– Сегодня утром я видел аварию на перекрестке. Ужасное зрелище!
Они забрали из гостиницы его скромный багаж и поехали к Норберту домой. Гестен деликатно откашлялся…
– Норберт, вы когда‑нибудь ныряли с элангом?
– Не приходилось.
– Сегодня ночью вам придется кое‑куда нырнуть… Это необходимая часть вашей работы. Вы должны купить себе эланг и водолазный костюм, деньги я выдам… – Сейчас Гестен говорил повелительно, жестко. – Вечером я вас подробней проинструктирую.
Кое‑куда нырнуть?.. Норберт с сомнением поглядел на клиента:
– Господин Гестен, я не стану заниматься шпионажем в пользу другой планеты. Это чревато тюрьмой.
– Да каким шпионажем, что вы!.. – Лицо Гестена смягчилось, приобрело почти испуганное выражение. – Речь идет о дорогом для меня предмете, о семейной реликвии.
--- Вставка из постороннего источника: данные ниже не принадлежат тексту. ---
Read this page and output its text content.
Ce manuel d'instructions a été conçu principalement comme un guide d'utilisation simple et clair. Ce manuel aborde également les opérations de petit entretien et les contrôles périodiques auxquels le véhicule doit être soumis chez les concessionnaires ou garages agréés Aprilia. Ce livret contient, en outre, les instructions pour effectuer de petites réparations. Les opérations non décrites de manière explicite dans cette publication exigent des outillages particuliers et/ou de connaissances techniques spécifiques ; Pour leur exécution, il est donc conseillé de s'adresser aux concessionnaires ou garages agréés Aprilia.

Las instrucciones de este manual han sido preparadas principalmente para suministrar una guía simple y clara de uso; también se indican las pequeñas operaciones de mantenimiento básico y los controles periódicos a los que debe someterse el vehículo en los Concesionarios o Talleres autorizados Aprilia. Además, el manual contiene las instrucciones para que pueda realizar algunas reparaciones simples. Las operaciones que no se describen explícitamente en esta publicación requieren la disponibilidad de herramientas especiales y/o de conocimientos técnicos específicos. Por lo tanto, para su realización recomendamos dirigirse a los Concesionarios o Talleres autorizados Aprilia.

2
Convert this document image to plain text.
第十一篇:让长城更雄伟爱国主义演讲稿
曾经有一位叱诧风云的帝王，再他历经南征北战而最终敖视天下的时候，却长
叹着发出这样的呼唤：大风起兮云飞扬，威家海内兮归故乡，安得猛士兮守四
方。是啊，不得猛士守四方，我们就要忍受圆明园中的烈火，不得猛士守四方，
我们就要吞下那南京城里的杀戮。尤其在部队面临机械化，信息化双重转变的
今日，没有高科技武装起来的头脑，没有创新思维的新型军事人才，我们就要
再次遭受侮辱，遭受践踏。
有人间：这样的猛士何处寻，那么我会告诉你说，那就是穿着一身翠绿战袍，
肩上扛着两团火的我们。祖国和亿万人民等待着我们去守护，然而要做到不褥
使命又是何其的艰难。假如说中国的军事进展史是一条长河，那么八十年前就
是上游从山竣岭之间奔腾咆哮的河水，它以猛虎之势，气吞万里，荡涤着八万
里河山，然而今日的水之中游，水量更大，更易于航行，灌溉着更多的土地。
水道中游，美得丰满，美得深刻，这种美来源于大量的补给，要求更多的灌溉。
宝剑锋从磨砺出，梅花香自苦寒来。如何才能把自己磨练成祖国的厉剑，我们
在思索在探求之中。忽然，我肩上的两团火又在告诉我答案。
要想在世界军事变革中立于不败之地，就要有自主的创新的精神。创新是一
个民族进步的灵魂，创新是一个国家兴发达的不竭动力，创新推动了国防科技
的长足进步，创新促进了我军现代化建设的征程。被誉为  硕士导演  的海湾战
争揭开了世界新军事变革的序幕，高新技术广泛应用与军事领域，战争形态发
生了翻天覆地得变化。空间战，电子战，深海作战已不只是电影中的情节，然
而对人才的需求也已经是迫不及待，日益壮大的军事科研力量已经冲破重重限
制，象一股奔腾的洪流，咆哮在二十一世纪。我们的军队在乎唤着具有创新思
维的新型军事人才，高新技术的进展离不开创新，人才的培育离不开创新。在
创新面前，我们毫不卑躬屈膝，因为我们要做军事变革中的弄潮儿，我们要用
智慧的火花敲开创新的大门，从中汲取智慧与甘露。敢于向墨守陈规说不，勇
С годами становишься сентиментальным и приучаешься ценить вещи, с которыми связаны волнующие воспоминания. Я хочу, чтобы этот сувенир вернулся ко мне, вот и все… У вас найдется карта Чантеомы?
– Дома найдется.
– Значит, посмотрим карту и ночью съездим… Этот предмет для меня – все равно что засушенный цветок, который навевает воспоминания о прошлом. Или трогательный подарок возлюбленной. У вас, наверное, есть возлюбленная?
– У меня их много.
Клиент удрученно покачал головой, но оставил это заявление без комментариев. Потом добавил, словно поставив точку в споре:
– Я щедро заплачу вам за помощь.
Губернатор сидел в своем кабинете на десятом этаже. Опущенные жалюзи скрывали от него панораму Венеды. Видеофоны и телефоны молчали, в кабинет никто не заглядывал: все уже знали, что властитель Чантеомы сегодня в дурном настроении. Утром он обругал охранников, пнул корзину для мусора около лифта, выгнал уборщицу и подписал приказ об отставке комиссара полиции… Несмотря на все это, ему не полегчало.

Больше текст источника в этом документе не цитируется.